The words were barely out before one rider called ahead. “Halt that wagon!”

Crouched behind the driving bench, Thomas groaned. “I can’t be seen.”

The lines bit into Blue-Jay’s clenched fingers. “Why can you not?”

“No time. Pull over!”

Forest hemmed both sides of the narrow road beyond the village. Blue-Jay obeyed the urgency in Thomas’s voice, edging the team toward the thickest shadows. Before the wagon rolled to a halt Thomas vaulted over its side and slipped into the trees. Neither rider gave a shout, as if they had not seen. Blue-Jay heard his father murmuring. Praying? Reassuring the girl?

Pray for me, Edo’da.

The riders were upon them. One moved his horse to stand across their path. The other—Blue-Jay had the impression in the coming dawn of a man well-dressed in the way of the unega—edged his tall horse close to the wagon, peering at Blue-Jay, then at his father, seated among the barrels and crates in the bed, still wearing breechclout and leggings under his shirt.

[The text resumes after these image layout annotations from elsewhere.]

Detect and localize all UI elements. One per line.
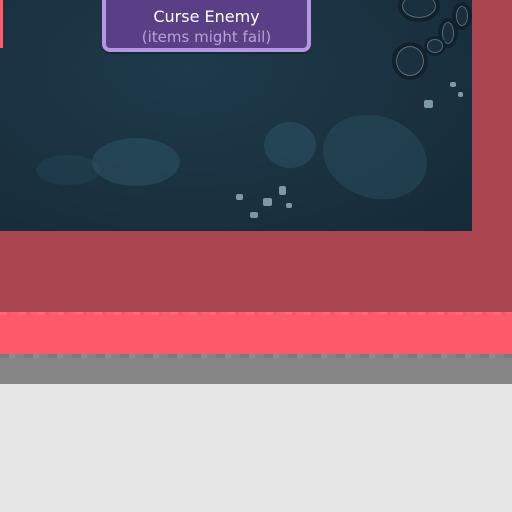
curse-enemy-label: Curse Enemy <box>153 7 260 26</box>
floor-puddle <box>36 155 100 185</box>
floor-puddle <box>311 101 439 213</box>
game-viewport[interactable]: Curse Enemy (items might fail) <box>0 0 472 231</box>
rubble-icon <box>424 100 433 108</box>
chain-icon <box>398 0 440 22</box>
rubble-icon <box>263 198 272 206</box>
floor-puddle <box>92 138 180 186</box>
chain-icon <box>392 42 428 80</box>
rubble-icon <box>450 82 456 87</box>
rubble-icon <box>236 194 243 200</box>
rubble-icon <box>286 203 292 208</box>
floor-area <box>0 384 512 512</box>
frame-shadow <box>0 354 512 384</box>
curse-enemy-button[interactable]: Curse Enemy (items might fail) <box>102 0 311 52</box>
rubble-icon <box>279 186 286 195</box>
game-screen: Curse Enemy (items might fail) <box>0 0 512 512</box>
frame-trim <box>0 312 512 354</box>
rubble-icon <box>250 212 258 218</box>
curse-enemy-note: (items might fail) <box>141 28 272 46</box>
floor-puddle <box>264 122 316 168</box>
chain-icon <box>424 36 446 56</box>
rubble-icon <box>458 92 463 97</box>
edge-marker <box>0 0 3 48</box>
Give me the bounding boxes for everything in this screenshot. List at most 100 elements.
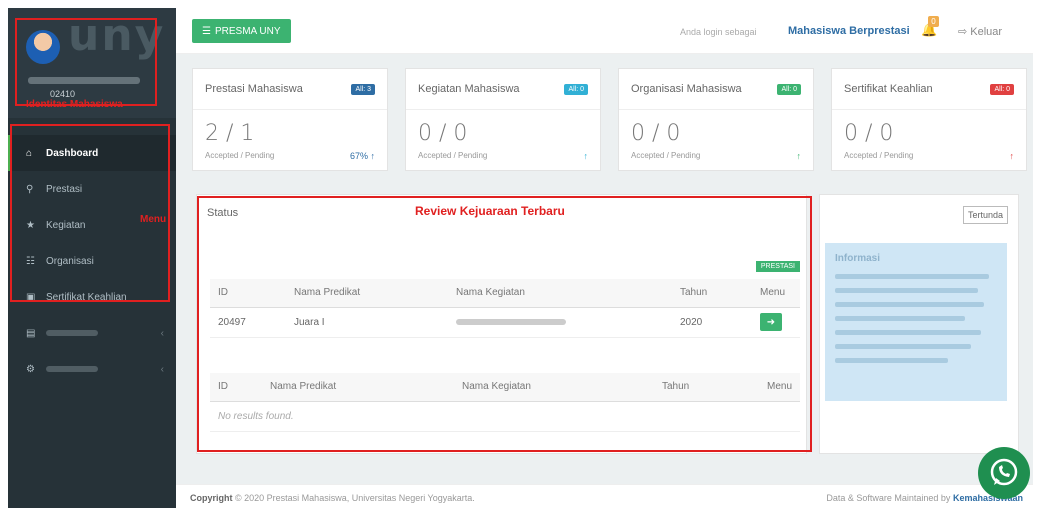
prestasi-table: ID Nama Predikat Nama Kegiatan Tahun Men…: [210, 279, 800, 338]
stat-percent: 67% ↑: [349, 151, 375, 161]
stat-value: 0 / 0: [844, 121, 894, 146]
stat-card-prestasi[interactable]: Prestasi Mahasiswa All: 3 2 / 1 Accepted…: [192, 68, 388, 171]
prestasi-badge: PRESTASI: [755, 261, 800, 272]
stat-card-organisasi[interactable]: Organisasi Mahasiswa All: 0 0 / 0 Accept…: [618, 68, 814, 171]
certificate-icon: ▣: [26, 291, 36, 303]
column-header: Nama Predikat: [286, 279, 448, 308]
avatar[interactable]: [26, 30, 60, 64]
stat-value: 0 / 0: [418, 121, 468, 146]
column-header: Nama Kegiatan: [448, 279, 672, 308]
cell-kegiatan: [448, 307, 672, 338]
cell-predikat: Juara I: [286, 307, 448, 338]
menu-annotation: Menu: [140, 214, 167, 225]
blurred-text: [835, 344, 972, 349]
whatsapp-button[interactable]: [978, 447, 1030, 499]
sidebar-item-pengaturan[interactable]: ⚙ ‹: [8, 351, 176, 387]
table-row: No results found.: [210, 401, 800, 432]
stat-badge: All: 3: [351, 83, 375, 95]
column-header: Menu: [752, 279, 800, 308]
sidebar-item-label: Dashboard: [46, 147, 99, 159]
copyright-label: Copyright: [190, 493, 233, 503]
column-header: Menu: [752, 373, 800, 402]
info-box: Informasi: [825, 243, 1007, 401]
stat-badge: All: 0: [564, 83, 588, 95]
hamburger-icon: ☰: [202, 25, 211, 37]
stat-value: 0 / 0: [631, 121, 681, 146]
copyright-text: © 2020 Prestasi Mahasiswa, Universitas N…: [235, 493, 475, 503]
info-title: Informasi: [835, 253, 881, 264]
pending-table: ID Nama Predikat Nama Kegiatan Tahun Men…: [210, 373, 800, 432]
table-header-row: ID Nama Predikat Nama Kegiatan Tahun Men…: [210, 373, 800, 402]
stat-title: Prestasi Mahasiswa: [205, 83, 303, 95]
sidebar-item-laporan[interactable]: ▤ ‹: [8, 315, 176, 351]
stat-value: 2 / 1: [205, 121, 255, 146]
blurred-text: [835, 288, 978, 293]
cell-tahun: 2020: [672, 307, 752, 338]
stat-subtitle: Accepted / Pending: [205, 151, 275, 160]
sidebar-item-dashboard[interactable]: ⌂ Dashboard: [8, 135, 176, 171]
stat-trend-icon: ↑: [1009, 151, 1015, 161]
trophy-icon: ⚲: [26, 183, 34, 195]
sidebar-item-label: Organisasi: [46, 255, 94, 267]
sidebar-menu: ⌂ Dashboard ⚲ Prestasi ★ Kegiatan ☷ Orga…: [8, 135, 176, 387]
stat-subtitle: Accepted / Pending: [844, 151, 914, 160]
chevron-left-icon: ‹: [160, 363, 164, 375]
column-header: Nama Predikat: [262, 373, 454, 402]
sidebar-item-kegiatan[interactable]: ★ Kegiatan: [8, 207, 176, 243]
sidebar-item-label-blurred: [46, 330, 98, 336]
stat-badge: All: 0: [777, 83, 801, 95]
gear-icon: ⚙: [26, 363, 35, 375]
stat-title: Kegiatan Mahasiswa: [418, 83, 520, 95]
column-header: Nama Kegiatan: [454, 373, 654, 402]
blurred-text: [835, 358, 949, 363]
stat-title: Sertifikat Keahlian: [844, 83, 933, 95]
blurred-text: [456, 318, 566, 325]
column-header: ID: [210, 279, 286, 308]
table-row: 20497 Juara I 2020 ➜: [210, 307, 800, 338]
logout-link[interactable]: ⇨ Keluar: [958, 25, 1002, 38]
table-header-row: ID Nama Predikat Nama Kegiatan Tahun Men…: [210, 279, 800, 308]
column-header: Tahun: [672, 279, 752, 308]
blurred-text: [835, 302, 985, 307]
whatsapp-icon: [990, 458, 1018, 486]
blurred-text: [835, 316, 965, 321]
stat-subtitle: Accepted / Pending: [418, 151, 488, 160]
stat-card-sertifikat[interactable]: Sertifikat Keahlian All: 0 0 / 0 Accepte…: [831, 68, 1027, 171]
logout-label: Keluar: [970, 26, 1003, 38]
stat-trend-icon: ↑: [796, 151, 802, 161]
top-navbar: ☰ PRESMA UNY Anda login sebagai Mahasisw…: [176, 8, 1033, 54]
uny-logo: uny: [68, 10, 166, 61]
login-label: Anda login sebagai: [680, 27, 757, 37]
main-content: Prestasi Mahasiswa All: 3 2 / 1 Accepted…: [176, 54, 1033, 484]
tertunda-button[interactable]: Tertunda: [962, 206, 1008, 224]
sidebar-item-prestasi[interactable]: ⚲ Prestasi: [8, 171, 176, 207]
identity-annotation: Identitas Mahasiswa: [26, 99, 123, 110]
empty-message: No results found.: [210, 401, 800, 432]
blurred-text: [835, 274, 989, 279]
review-annotation: Review Kejuaraan Terbaru: [415, 204, 565, 218]
chevron-left-icon: ‹: [160, 327, 164, 339]
stat-badge: All: 0: [990, 83, 1014, 95]
stat-subtitle: Accepted / Pending: [631, 151, 701, 160]
sidebar-item-label: Sertifikat Keahlian: [46, 291, 127, 303]
cell-menu: ➜: [752, 307, 800, 338]
column-header: ID: [210, 373, 262, 402]
sidebar-item-label-blurred: [46, 366, 98, 372]
user-nim: 02410: [50, 89, 76, 99]
stat-card-kegiatan[interactable]: Kegiatan Mahasiswa All: 0 0 / 0 Accepted…: [405, 68, 601, 171]
sidebar-item-label: Kegiatan: [46, 219, 86, 231]
sidebar-item-label: Prestasi: [46, 183, 83, 195]
footer: Copyright © 2020 Prestasi Mahasiswa, Uni…: [176, 484, 1033, 508]
brand-button[interactable]: ☰ PRESMA UNY: [192, 19, 291, 43]
panel-title: Status: [207, 207, 239, 219]
sitemap-icon: ☷: [26, 255, 35, 267]
sidebar-item-organisasi[interactable]: ☷ Organisasi: [8, 243, 176, 279]
login-user-link[interactable]: Mahasiswa Berprestasi: [788, 25, 910, 37]
maintainer-text: Data & Software Maintained by: [826, 493, 951, 503]
sign-out-icon: ⇨: [958, 26, 968, 38]
column-header: Tahun: [654, 373, 752, 402]
chart-icon: ▤: [26, 327, 36, 339]
sidebar: uny 02410 Identitas Mahasiswa ⌂ Dashboar…: [8, 8, 176, 508]
arrow-right-icon[interactable]: ➜: [760, 313, 782, 331]
sidebar-item-sertifikat[interactable]: ▣ Sertifikat Keahlian: [8, 279, 176, 315]
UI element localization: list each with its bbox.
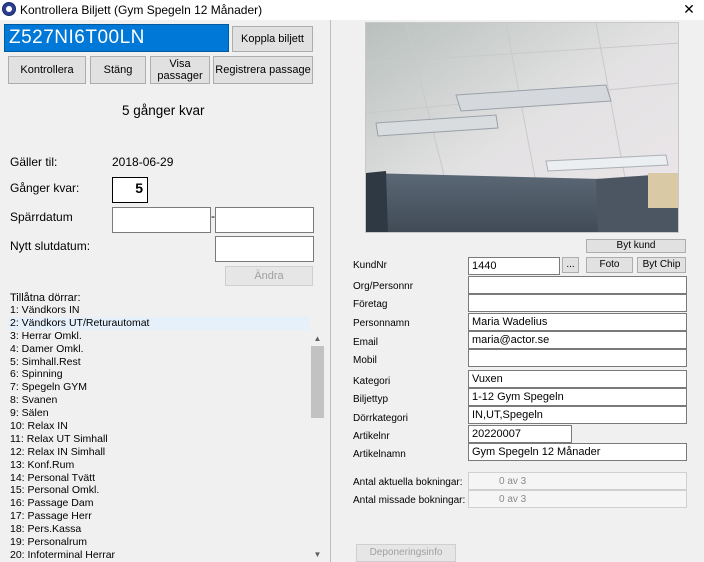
org-label: Org/Personnr — [353, 281, 414, 292]
email-field[interactable]: maria@actor.se — [468, 331, 687, 349]
list-item[interactable]: 10: Relax IN — [8, 420, 318, 433]
artikelnr-field[interactable]: 20220007 — [468, 425, 572, 443]
artikelnr-label: Artikelnr — [353, 431, 390, 442]
scroll-down-icon[interactable]: ▼ — [309, 548, 326, 562]
koppla-biljett-button[interactable]: Koppla biljett — [232, 26, 313, 52]
foretag-label: Företag — [353, 299, 388, 310]
list-item[interactable]: 5: Simhall.Rest — [8, 356, 318, 369]
galler-till-value: 2018-06-29 — [112, 155, 174, 169]
list-item[interactable]: 6: Spinning — [8, 368, 318, 381]
galler-till-label: Gäller til: — [10, 155, 58, 169]
artikelnamn-label: Artikelnamn — [353, 449, 406, 460]
doors-scrollbar[interactable]: ▲ ▼ — [309, 316, 326, 562]
list-item[interactable]: 8: Svanen — [8, 394, 318, 407]
aktuella-bokningar-label: Antal aktuella bokningar: — [353, 477, 463, 488]
list-item[interactable]: 19: Personalrum — [8, 536, 318, 549]
nytt-slutdatum-input[interactable] — [215, 236, 314, 262]
kundnr-lookup-button[interactable]: ... — [562, 257, 579, 273]
kategori-label: Kategori — [353, 376, 391, 387]
ganger-kvar-input[interactable]: 5 — [112, 177, 148, 203]
app-logo-icon — [2, 2, 16, 16]
close-icon[interactable]: ✕ — [674, 0, 704, 20]
list-item[interactable]: 12: Relax IN Simhall — [8, 446, 318, 459]
email-label: Email — [353, 337, 379, 348]
mobil-field[interactable] — [468, 349, 687, 367]
remaining-status: 5 gånger kvar — [122, 103, 205, 118]
list-item[interactable]: 4: Damer Omkl. — [8, 343, 318, 356]
list-item[interactable]: 7: Spegeln GYM — [8, 381, 318, 394]
dorrkategori-label: Dörrkategori — [353, 413, 409, 424]
sparrdatum-to-input[interactable] — [215, 207, 314, 233]
biljettyp-label: Biljettyp — [353, 394, 389, 405]
scroll-thumb[interactable] — [311, 346, 324, 418]
visa-passager-button[interactable]: Visa passager — [150, 56, 210, 84]
artikelnamn-field[interactable]: Gym Spegeln 12 Månader — [468, 443, 687, 461]
list-item[interactable]: 13: Konf.Rum — [8, 459, 318, 472]
foto-button[interactable]: Foto — [586, 257, 633, 273]
camera-snapshot-image — [365, 22, 679, 233]
deponeringsinfo-button[interactable]: Deponeringsinfo — [356, 544, 456, 562]
missade-bokningar-field: 0 av 3 — [468, 490, 687, 508]
kundnr-field[interactable]: 1440 — [468, 257, 560, 275]
window-title: Kontrollera Biljett (Gym Spegeln 12 Måna… — [20, 3, 263, 17]
aktuella-bokningar-field: 0 av 3 — [468, 472, 687, 490]
list-item[interactable]: 15: Personal Omkl. — [8, 484, 318, 497]
list-item[interactable]: 1: Vändkors IN — [8, 304, 318, 317]
list-item[interactable]: 3: Herrar Omkl. — [8, 330, 318, 343]
sparrdatum-from-input[interactable] — [112, 207, 211, 233]
org-field[interactable] — [468, 276, 687, 294]
ticket-code-field[interactable]: Z527NI6T00LN — [4, 24, 229, 52]
title-bar: Kontrollera Biljett (Gym Spegeln 12 Måna… — [0, 0, 704, 20]
personnamn-label: Personnamn — [353, 318, 410, 329]
foretag-field[interactable] — [468, 294, 687, 312]
byt-kund-button[interactable]: Byt kund — [586, 239, 686, 253]
list-item[interactable]: 20: Infoterminal Herrar — [8, 549, 318, 562]
list-item[interactable]: 11: Relax UT Simhall — [8, 433, 318, 446]
ganger-kvar-label: Gånger kvar: — [10, 181, 80, 195]
sparrdatum-label: Spärrdatum — [10, 210, 73, 224]
personnamn-field[interactable]: Maria Wadelius — [468, 313, 687, 331]
list-item[interactable]: 16: Passage Dam — [8, 497, 318, 510]
doors-title: Tillåtna dörrar: — [10, 292, 81, 304]
byt-chip-button[interactable]: Byt Chip — [637, 257, 686, 273]
kundnr-label: KundNr — [353, 260, 387, 271]
missade-bokningar-label: Antal missade bokningar: — [353, 495, 466, 506]
list-item[interactable]: 9: Sälen — [8, 407, 318, 420]
list-item[interactable]: 14: Personal Tvätt — [8, 472, 318, 485]
list-item[interactable]: 18: Pers.Kassa — [8, 523, 318, 536]
kontrollera-button[interactable]: Kontrollera — [8, 56, 86, 84]
dorrkategori-field[interactable]: IN,UT,Spegeln — [468, 406, 687, 424]
stang-button[interactable]: Stäng — [90, 56, 146, 84]
doors-list[interactable]: 1: Vändkors IN 2: Vändkors UT/Returautom… — [8, 304, 318, 562]
mobil-label: Mobil — [353, 355, 377, 366]
list-item[interactable]: 17: Passage Herr — [8, 510, 318, 523]
list-item[interactable]: 2: Vändkors UT/Returautomat — [8, 316, 318, 330]
andra-button[interactable]: Ändra — [225, 266, 313, 286]
scroll-up-icon[interactable]: ▲ — [309, 332, 326, 346]
registrera-passage-button[interactable]: Registrera passage — [213, 56, 313, 84]
biljettyp-field[interactable]: 1-12 Gym Spegeln — [468, 388, 687, 406]
kategori-field[interactable]: Vuxen — [468, 370, 687, 388]
nytt-slutdatum-label: Nytt slutdatum: — [10, 239, 91, 253]
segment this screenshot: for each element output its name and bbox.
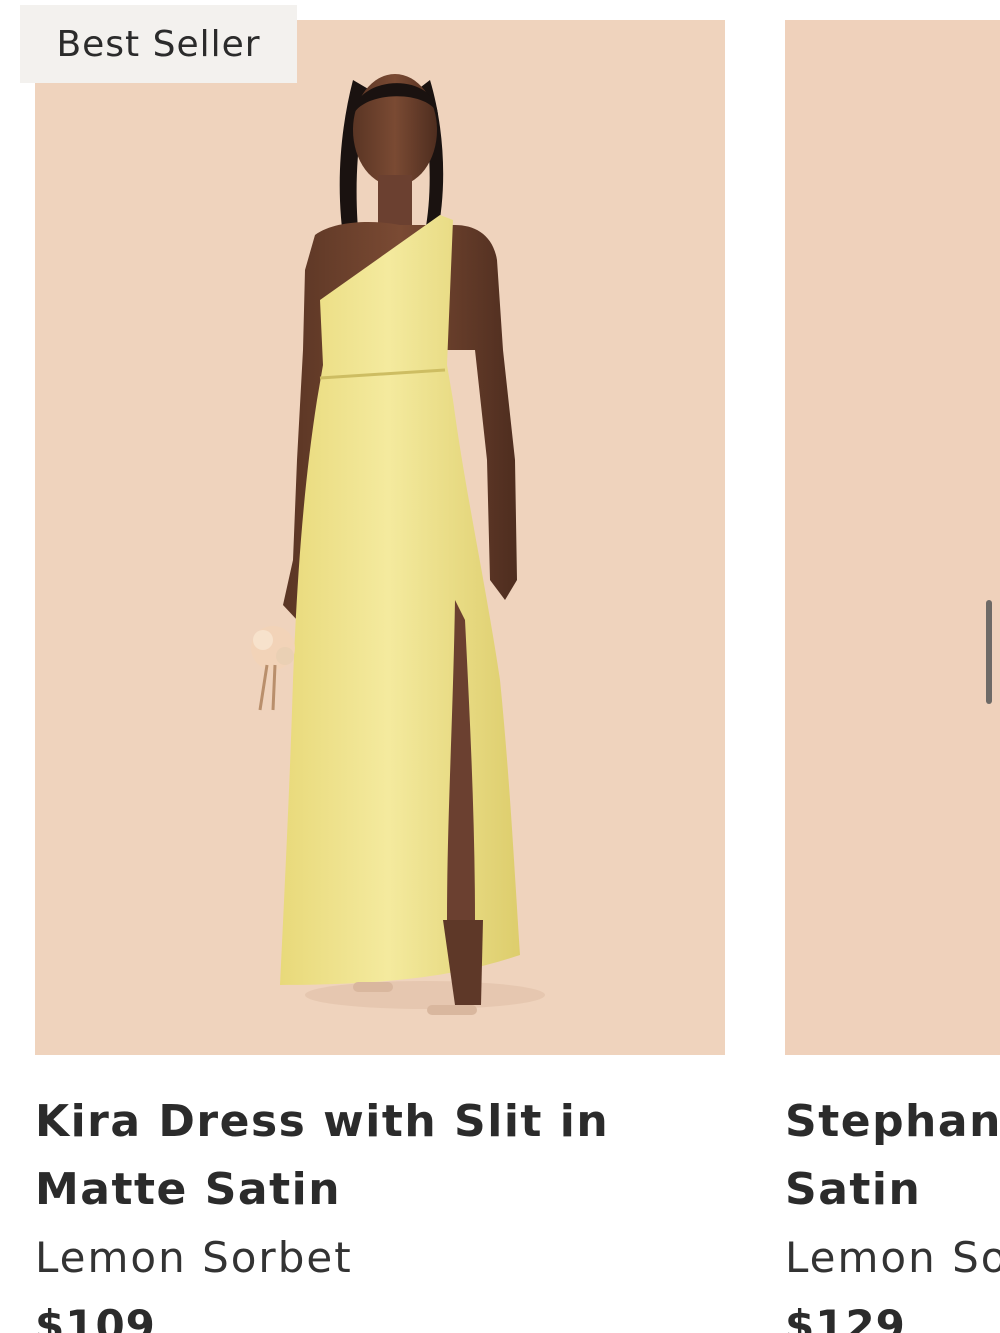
product-carousel[interactable]: Best Seller Kira Dress with Slit in Matt… xyxy=(0,0,1000,1333)
product-title-line[interactable]: Kira Dress with Slit in xyxy=(35,1096,609,1147)
product-title[interactable]: Stephani Satin xyxy=(785,1088,1000,1224)
product-title-line[interactable]: Stephani xyxy=(785,1096,1000,1147)
product-price: $129 xyxy=(785,1301,906,1333)
product-title-line[interactable]: Matte Satin xyxy=(35,1164,341,1215)
best-seller-badge: Best Seller xyxy=(20,5,297,83)
model-in-dress-illustration xyxy=(35,20,725,1055)
scrollbar-thumb[interactable] xyxy=(986,600,992,704)
product-color: Lemon Sorbet xyxy=(35,1233,353,1282)
product-title[interactable]: Kira Dress with Slit in Matte Satin xyxy=(35,1088,609,1224)
product-price: $109 xyxy=(35,1301,156,1333)
product-image[interactable] xyxy=(35,20,725,1055)
product-title-line[interactable]: Satin xyxy=(785,1164,921,1215)
product-color: Lemon So xyxy=(785,1233,1000,1282)
product-image[interactable] xyxy=(785,20,1000,1055)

“An Indian,” the man said in surprise. “Yours?”

Blue-Jay’s mouth had dried. He fought the urge to slap the lines across the horses’ backs and let them bolt. That would do no good. He must brazen this out.

“He is mine. Is that what you stop us to ask?”

The man’s gaze sharpened on him. Blue-Jay had not sounded like Edmund MacKinnon, or Charlie Spencer, or any man who called this land east of the mountains home, though he had tried.